Like the chicken or egg dilemma, determining whether weight gain or arthritis comes first is a real head-scratcher.
On the one hand, obese people are 60% more likely to develop arthritis than those of normal weight. On the other hand, an official arthritis diagnosis is often the catalyst for immediate weight gain, a fact that manufacturers of arthritis relief products take into account.
Here’s what you need to know about the relationship between weight and arthritis:
Drugs: prescription drugs used to combat arthritis, such as corticosteroids, often have side effects that lead to weight gain. Typically these side effects are an increase in appetite, a slower metabolism, and/or water retention.
Fear: for sensitive people, a doctor’s arthritis diagnosis can radically disrupt their lives. The disease becomes their prime identity (“I’m arthritic”). The fear of hurting themselves overrules everything else. This fear makes the disease’s progression inevitable and exercise nearly impossible, even with aids for arthritis.
Diet: diet is the most important factor for anyone managing their weight. It’s even more important when taking arthritis medication.

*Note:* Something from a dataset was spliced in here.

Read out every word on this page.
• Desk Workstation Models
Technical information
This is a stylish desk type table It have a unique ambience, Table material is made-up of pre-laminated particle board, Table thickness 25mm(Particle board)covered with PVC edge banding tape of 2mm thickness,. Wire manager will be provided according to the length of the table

Arthritis patients function best on an anti-inflammatory diet. That’s to say, a diet featuring lots of green vegetables and produce, with comparatively little sugar and processed food.
Other contributors to weight gain include stress and poor sleep.
Losing excess weight is always good when you have arthritis. One reason is that it reduces joint strain. By some accounts, every pound of extra weight adds four pounds of extra pressure on the knees, requiring arthritis supports. A second reason is that body fat itself contributes to arthritis. Researchers at the Mayo clinic have discovered that fat cells produce inflammatory proteins. A third reason is that extra pounds dilute the effectiveness of drugs, making higher dosages necessary.
An arthritis diagnosis does not mean you will put on weight. And if you’re overweight now, arthritis is not inevitable.